Farid Chaoui,professeur de médecine

“La réforme de la santé impose des décisions politiques courageuses”

© D. R.

Luttant depuis de longues années pour remettre  la santé  au cœur des préoccupations, le professeur Chaoui estime que le pays avait, “hélas, besoin d’une telle crise pour établir le diagnostic de crise profonde du système”. Il plaide pour la nécessité d’“ une coopération  internationale”, parce que, comme le montre le Covid-19, “les maladies transmissibles ne connaissent pas de frontières”. Il préconise de “développer utilement une coopération sanitaire très féconde à l’échelle du Maghreb et de la Méditerranée occidentale”.

Liberté : La pandémie de coronavirus a quasiment paralysé le monde entier, forçant l’activité humaine à l’arrêt. Elle a vaincu des États et des puissances économiques. Que révèle cette crise sanitaire de l’état du monde ? 
Farid Chaoui : La pandémie s’est abattue d’abord et essentiellement sur les plus grandes économies mondiales. La Chine en premier, l’Europe en second et,  enfin,  les USA.  Pour  des raisons  encore  indéterminées, les  pays traditionnellement  plus  exposés  aux  ravages  des  maladies  transmissibles sont relativement épargnés. 

Si la situation était l’inverse, on imagine facilement que la chose aurait été jugée “normale” et suscité bien moins de commentaires et d’intérêt, la vie humaine n’ayant pas le même prix sous toutes les latitudes. Les Africains le savent ; eux qui peinent à accéder à une vie digne ont appris à mourir dignement sans rien attendre des puissants de ce monde.

Cela dit, les pays du Nord principalement concernés par la gravité de la pandémie n’étaient pas préparés à un tel événement pour plusieurs raisons. Depuis le début du XXe siècle, la transition épidémiologique était considérée comme achevée, signifiant la fin des maladies transmissibles. Les systèmes de santé de ces pays se sont donc construits, depuis environ un siècle, sur un modèle exclusivement destiné à faire face aux maladies non transmissibles. 

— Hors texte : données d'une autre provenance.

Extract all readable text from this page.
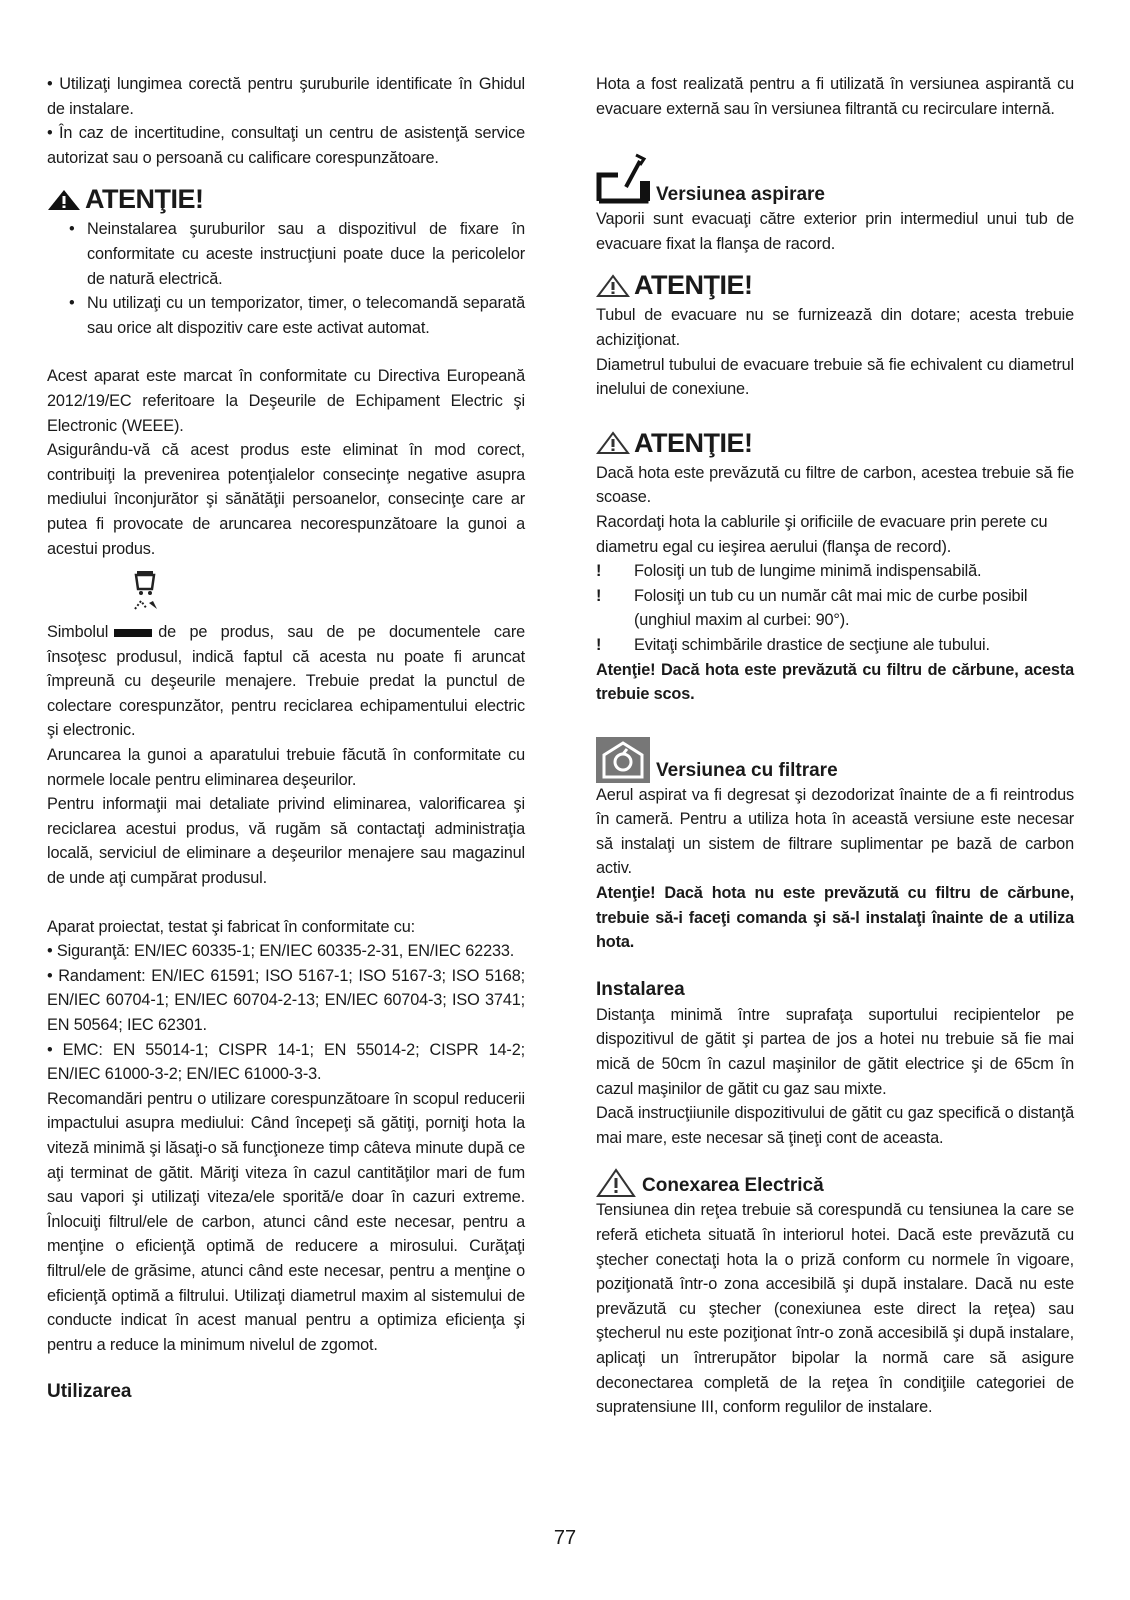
• Utilizaţi lungimea corectă pentru şuruburile identificate în Ghidul de instalare.

• În caz de incertitudine, consultaţi un centru de asistenţă service autorizat sau o persoană cu calificare corespunzătoare.

ATENŢIE!
• Neinstalarea şuruburilor sau a dispozitivul de fixare în conformitate cu aceste instrucţiuni poate duce la pericolelor de natură electrică.
• Nu utilizaţi cu un temporizator, timer, o telecomandă separată sau orice alt dispozitiv care este activat automat.

Acest aparat este marcat în conformitate cu Directiva Europeană 2012/19/EC referitoare la Deşeurile de Echipament Electric şi Electronic (WEEE).

Asigurându-vă că acest produs este eliminat în mod corect, contribuiţi la prevenirea potenţialelor consecinţe negative asupra mediului înconjurător şi sănătăţii persoanelor, consecinţe care ar putea fi provocate de aruncarea necorespunzătoare la gunoi a acestui produs.

Simbolul	de pe produs, sau de pe documentele care însoţesc produsul, indică faptul că acesta nu poate fi aruncat împreună cu deşeurile menajere. Trebuie predat la punctul de colectare corespunzător, pentru reciclarea echipamentului electric şi electronic.

Aruncarea la gunoi a aparatului trebuie făcută în conformitate cu normele locale pentru eliminarea deşeurilor.

Pentru informaţii mai detaliate privind eliminarea, valorificarea şi reciclarea acestui produs, vă rugăm să contactaţi administraţia locală, serviciul de eliminare a deşeurilor menajere sau magazinul de unde aţi cumpărat produsul.

Aparat proiectat, testat şi fabricat în conformitate cu:

• Siguranţă: EN/IEC 60335-1; EN/IEC 60335-2-31, EN/IEC 62233.

• Randament: EN/IEC 61591; ISO 5167-1; ISO 5167-3; ISO 5168; EN/IEC 60704-1; EN/IEC 60704-2-13; EN/IEC 60704-3; ISO 3741; EN 50564; IEC 62301.

• EMC: EN 55014-1; CISPR 14-1; EN 55014-2; CISPR 14-2; EN/IEC 61000-3-2; EN/IEC 61000-3-3.

Recomandări pentru o utilizare corespunzătoare în scopul reducerii impactului asupra mediului: Când începeţi să gătiţi, porniţi hota la viteză minimă şi lăsaţi-o să funcţioneze timp câteva minute după ce aţi terminat de gătit. Măriţi viteza în cazul cantităţilor mari de fum sau vapori şi utilizaţi viteza/ele sporită/e doar în cazuri extreme. Înlocuiţi filtrul/ele de carbon, atunci când este necesar, pentru a menţine o eficienţă optimă de reducere a mirosului. Curăţaţi filtrul/ele de grăsime, atunci când este necesar, pentru a menţine o eficienţă optimă a filtrului. Utilizaţi diametrul maxim al sistemului de conducte indicat în acest manual pentru a optimiza eficienţa şi pentru a reduce la minimum nivelul de zgomot.

Utilizarea

Hota a fost realizată pentru a fi utilizată în versiunea aspirantă cu evacuare externă sau în versiunea filtrantă cu recirculare internă.

Versiunea aspirare

Vaporii sunt evacuaţi către exterior prin intermediul unui tub de evacuare fixat la flanşa de racord.

ATENŢIE!

Tubul de evacuare nu se furnizează din dotare; acesta trebuie achiziţionat.

Diametrul tubului de evacuare trebuie să fie echivalent cu diametrul inelului de conexiune.

ATENŢIE!

Dacă hota este prevăzută cu filtre de carbon, acestea trebuie să fie scoase.

Racordaţi hota la cablurile şi orificiile de evacuare prin perete cu diametru egal cu ieşirea aerului (flanşa de record).

! Folosiţi un tub de lungime minimă indispensabilă.
! Folosiţi un tub cu un număr cât mai mic de curbe posibil (unghiul maxim al curbei: 90°).
! Evitaţi schimbările drastice de secţiune ale tubului.

Atenţie! Dacă hota este prevăzută cu filtru de cărbune, acesta trebuie scos.

Versiunea cu filtrare

Aerul aspirat va fi degresat şi dezodorizat înainte de a fi reintrodus în cameră. Pentru a utiliza hota în această versiune este necesar să instalaţi un sistem de filtrare suplimentar pe bază de carbon activ.

Atenţie! Dacă hota nu este prevăzută cu filtru de cărbune, trebuie să-i faceţi comanda şi să-l instalaţi înainte de a utiliza hota.

Instalarea

Distanţa minimă între suprafaţa suportului recipientelor pe dispozitivul de gătit şi partea de jos a hotei nu trebuie să fie mai mică de 50cm în cazul maşinilor de gătit electrice şi de 65cm în cazul maşinilor de gătit cu gaz sau mixte.

Dacă instrucţiiunile dispozitivului de gătit cu gaz specifică o distanţă mai mare, este necesar să ţineţi cont de aceasta.

Conexarea Electrică

Tensiunea din reţea trebuie să corespundă cu tensiunea la care se referă eticheta situată în interiorul hotei. Dacă este prevăzută cu ştecher conectaţi hota la o priză conform cu normele în vigoare, poziţionată într-o zona accesibilă şi după instalare. Dacă nu este prevăzută cu ştecher (conexiunea este direct la reţea) sau ştecherul nu este poziţionat într-o zonă accesibilă şi după instalare, aplicaţi un întrerupător bipolar la normă care să asigure deconectarea completă de la reţea în condiţiile categoriei de supratensiune III, conform regulilor de instalare.

77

La crise a mis également a nu les failles des systèmes de santé… 
Les services publics chargés de la prévention et de la surveillance sanitaire des territoires ont été affaiblis par les coupes budgétaires subies depuis l’avènement des politiques néolibérales.Les mêmes contraintes financières et les réformes néolibérales ont largement dégradé l’efficience des services de santé, en particulier des hôpitaux. 

Enfin, les politiques de délocalisation ont dépouillé ces pays de leurs industries pharmaceutiques et de production des consommables nécessaires à la mise en place des mesures d’endiguement de ce type d’épidémie. L’épidémie a également révélé l’aggravation des inégalités sociales dans ces pays, traduite par une atteinte plus massive et plus sévère de la maladie et de ses conséquences économiques sur les populations les plus pauvres. 

Pour toutes ces raisons, les gouvernements concernés, dans l’urgence, n’ont pas eu d’autre choix que de recourir à des mesures exceptionnelles de confinement qui ont paralysé l’économie des pays les plus riches de la planète et, par effet domino, du reste du monde. C’est ce qui explique le chaos économique subi de plein fouet par les économies les plus puissantes du monde et leur impatience actuelle à aller le plus vite possible au déconfinement.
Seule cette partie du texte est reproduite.